Insurance companies take their own time to process claims, ignoring the time frame stipulated under the Protection of Policyholders Interest Regulations. But when there is a delay on the part of the insured in making the claim, the insurance company promptly rejects the claim for not having been lodged in time. This is unfair and detrimental to consumer interest.
Rita was insured with New India Assurance under its Mediclaim policy. The policy commenced on January 16, 1999, and was renewed without break. In the ninth year of the policy, Rita was hospitalised for vaginal hysterectomy from September 29, 2010, to October 2, 2010. The intimation about the hospitalisation was given to the insurance company on September 30, 2010. After discharge, Rita felt weak for some time. Later, on November 17, 2010 she lodged a claim for Rs 1.27 lakh incurred towards the surgery, hospitalisation and treatment. The claim was rejected on the sole ground that it had not been lodged within one month of discharge from the hospital but after a delay of 17 days.
Alleging the rejection of the claim was not justified and constituted a deficiency in service, Rita filed a complaint before the Additional Consumer Forum for Mumbai Suburban District against Health India TPA Services as well as New India Assurance.
The TPA did not care to appear, but the insurance company contested the complaint. It argued the terms of the insurance contract provided that a claim must be lodged within 30 days, and since Rita had not done so, she had forfeited her right to make a claim.
The Forum observed the delay of 17 days caused due to weakness and Rita's health condition could be condoned. The stipulation to lodge a claim within 30 days of discharge is not mandatory but to facilitate expeditious settlement. So this clause cannot be used against the insured to repudiate the claim. The Forum relied on the decisions of the Maharashtra State Commission in the case of New India Assurance versus Nanasaheb Jadhav, and also of the National Commission in the case of State of Maharashtra versus ICICI Lombard, where it was observed that the claim should not be rejected on the basis of such technicalities.

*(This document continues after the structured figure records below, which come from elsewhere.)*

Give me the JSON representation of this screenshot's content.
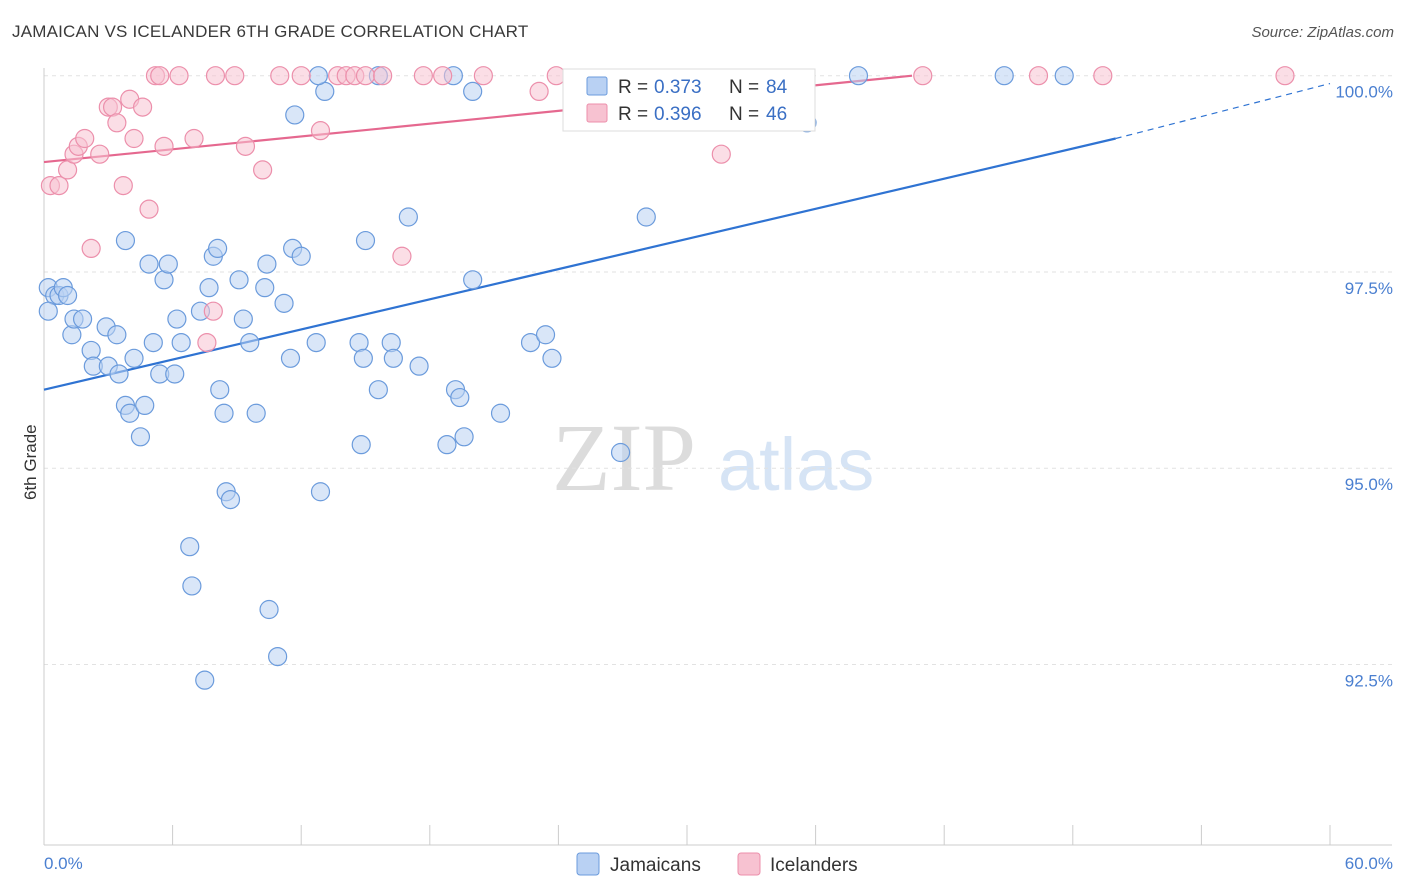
{
  "title": "JAMAICAN VS ICELANDER 6TH GRADE CORRELATION CHART",
  "source": "Source: ZipAtlas.com",
  "watermark": {
    "zip": "ZIP",
    "atlas": "atlas"
  },
  "colors": {
    "jamaicans_fill": "#b9d1f3",
    "jamaicans_stroke": "#6b9bdc",
    "jamaicans_line": "#2f73d2",
    "icelanders_fill": "#f7c2d1",
    "icelanders_stroke": "#ec8fab",
    "icelanders_line": "#e5688f",
    "tick_label": "#4a7fd0"
  },
  "legend": {
    "rows": [
      {
        "r_label": "R =",
        "r_value": "0.373",
        "n_label": "N =",
        "n_value": "84"
      },
      {
        "r_label": "R =",
        "r_value": "0.396",
        "n_label": "N =",
        "n_value": "46"
      }
    ]
  },
  "chart_data": {
    "type": "scatter",
    "title": "JAMAICAN VS ICELANDER 6TH GRADE CORRELATION CHART",
    "xlabel": "",
    "ylabel": "6th Grade",
    "xlim": [
      0,
      60
    ],
    "ylim": [
      90.2,
      100.2
    ],
    "x_tick_labels": [
      "0.0%",
      "60.0%"
    ],
    "y_ticks": [
      92.5,
      95.0,
      97.5,
      100.0
    ],
    "y_tick_labels": [
      "92.5%",
      "95.0%",
      "97.5%",
      "100.0%"
    ],
    "grid": true,
    "legend_position": "top-center",
    "series": [
      {
        "name": "Jamaicans",
        "r": 0.373,
        "n": 84,
        "trend": {
          "x0": 0,
          "y0": 96.0,
          "x1": 50,
          "y1": 99.2,
          "dashed_to_x": 60,
          "dashed_to_y": 99.9
        },
        "points": [
          [
            0.2,
            97.3
          ],
          [
            0.5,
            97.2
          ],
          [
            0.7,
            97.2
          ],
          [
            0.9,
            97.3
          ],
          [
            1.1,
            97.2
          ],
          [
            0.2,
            97.0
          ],
          [
            1.3,
            96.7
          ],
          [
            1.4,
            96.9
          ],
          [
            1.8,
            96.9
          ],
          [
            2.2,
            96.5
          ],
          [
            2.3,
            96.3
          ],
          [
            2.9,
            96.8
          ],
          [
            3.0,
            96.3
          ],
          [
            3.4,
            96.7
          ],
          [
            3.5,
            96.2
          ],
          [
            3.8,
            95.8
          ],
          [
            4.0,
            95.7
          ],
          [
            4.2,
            96.4
          ],
          [
            4.5,
            95.4
          ],
          [
            4.7,
            95.8
          ],
          [
            4.9,
            97.6
          ],
          [
            5.1,
            96.6
          ],
          [
            5.4,
            96.2
          ],
          [
            5.6,
            97.4
          ],
          [
            5.8,
            97.6
          ],
          [
            6.1,
            96.2
          ],
          [
            6.2,
            96.9
          ],
          [
            6.4,
            96.6
          ],
          [
            6.8,
            94.0
          ],
          [
            6.9,
            93.5
          ],
          [
            7.3,
            97.0
          ],
          [
            7.5,
            92.3
          ],
          [
            7.7,
            97.3
          ],
          [
            7.9,
            97.7
          ],
          [
            8.2,
            96.0
          ],
          [
            8.4,
            95.7
          ],
          [
            8.5,
            94.7
          ],
          [
            8.7,
            94.6
          ],
          [
            9.1,
            97.4
          ],
          [
            9.3,
            96.9
          ],
          [
            9.6,
            96.6
          ],
          [
            9.9,
            95.7
          ],
          [
            10.3,
            97.3
          ],
          [
            10.4,
            97.6
          ],
          [
            10.5,
            93.2
          ],
          [
            10.9,
            92.6
          ],
          [
            11.2,
            97.1
          ],
          [
            11.5,
            96.4
          ],
          [
            11.6,
            97.8
          ],
          [
            12.0,
            97.7
          ],
          [
            11.7,
            99.5
          ],
          [
            12.7,
            96.6
          ],
          [
            12.9,
            94.7
          ],
          [
            13.1,
            99.8
          ],
          [
            14.7,
            96.6
          ],
          [
            14.8,
            95.3
          ],
          [
            14.9,
            96.4
          ],
          [
            15.0,
            97.9
          ],
          [
            15.6,
            96.0
          ],
          [
            16.2,
            96.6
          ],
          [
            16.3,
            96.4
          ],
          [
            17.0,
            98.2
          ],
          [
            17.5,
            96.3
          ],
          [
            18.8,
            95.3
          ],
          [
            19.2,
            96.0
          ],
          [
            19.4,
            95.9
          ],
          [
            19.6,
            95.4
          ],
          [
            20.0,
            97.4
          ],
          [
            21.3,
            95.7
          ],
          [
            22.7,
            96.6
          ],
          [
            23.4,
            96.7
          ],
          [
            23.7,
            96.4
          ],
          [
            26.9,
            95.2
          ],
          [
            28.1,
            98.2
          ],
          [
            12.8,
            100.0
          ],
          [
            15.6,
            100.0
          ],
          [
            19.1,
            100.0
          ],
          [
            38.0,
            100.0
          ],
          [
            20.0,
            99.8
          ],
          [
            35.6,
            99.4
          ],
          [
            44.8,
            100.0
          ],
          [
            47.6,
            100.0
          ],
          [
            3.8,
            97.9
          ],
          [
            8.1,
            97.8
          ]
        ]
      },
      {
        "name": "Icelanders",
        "r": 0.396,
        "n": 46,
        "trend": {
          "x0": 0,
          "y0": 98.9,
          "x1": 40.5,
          "y1": 100.0
        },
        "points": [
          [
            0.3,
            98.6
          ],
          [
            0.7,
            98.6
          ],
          [
            1.1,
            98.8
          ],
          [
            1.4,
            99.0
          ],
          [
            1.6,
            99.1
          ],
          [
            1.9,
            99.2
          ],
          [
            2.2,
            97.8
          ],
          [
            2.6,
            99.0
          ],
          [
            3.0,
            99.6
          ],
          [
            3.2,
            99.6
          ],
          [
            3.4,
            99.4
          ],
          [
            3.7,
            98.6
          ],
          [
            4.0,
            99.7
          ],
          [
            4.2,
            99.2
          ],
          [
            4.6,
            99.6
          ],
          [
            4.9,
            98.3
          ],
          [
            5.2,
            100.0
          ],
          [
            5.4,
            100.0
          ],
          [
            5.6,
            99.1
          ],
          [
            6.3,
            100.0
          ],
          [
            7.0,
            99.2
          ],
          [
            7.9,
            97.0
          ],
          [
            8.0,
            100.0
          ],
          [
            8.9,
            100.0
          ],
          [
            9.4,
            99.1
          ],
          [
            10.2,
            98.8
          ],
          [
            11.0,
            100.0
          ],
          [
            12.0,
            100.0
          ],
          [
            12.9,
            99.3
          ],
          [
            13.7,
            100.0
          ],
          [
            14.1,
            100.0
          ],
          [
            14.5,
            100.0
          ],
          [
            15.0,
            100.0
          ],
          [
            15.8,
            100.0
          ],
          [
            16.7,
            97.7
          ],
          [
            17.7,
            100.0
          ],
          [
            18.6,
            100.0
          ],
          [
            20.5,
            100.0
          ],
          [
            23.1,
            99.8
          ],
          [
            23.9,
            100.0
          ],
          [
            31.6,
            99.0
          ],
          [
            41.0,
            100.0
          ],
          [
            46.4,
            100.0
          ],
          [
            49.4,
            100.0
          ],
          [
            57.9,
            100.0
          ],
          [
            7.6,
            96.6
          ]
        ]
      }
    ]
  },
  "bottom_legend": {
    "items": [
      {
        "label": "Jamaicans"
      },
      {
        "label": "Icelanders"
      }
    ]
  }
}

The Forum concluded the claim was payable. The TPA and the insurance company were jointly and severally directed to pay Rita Rs 1.27 lakh along with 10 per cent interest from the date of filing the complaint. Additionally Rs 10,000 was awarded towards compensation for mental harassment and Rs 5,000 as costs.
Rita had also sought restoration of the no-claim bonus. The Forum refused to grant this relief, as it had become time-barred since the bonus had been withdrawn in 2007 while the complaint was filed in 2011.
It is to be noted that a Mediclaim policy provides for reimbursement of pre-hospitalisation, hospitalisation and post-hospitalisation expenses upto 60 days. So, if a claim is to be lodged within 30 days of discharge, the entire claim cannot be lodged at one ago, and the insured would have to lodge a second claim for the remaining 30 days post-hospitalisation treatment. This amount is comparatively less and there are several instances where this amount is not paid, yet the insured does not consider it worth fighting for, as the amount is comparatively negligible. To simplify matters, the insurance company must encourage the lodging of only one claim for the entire treatment.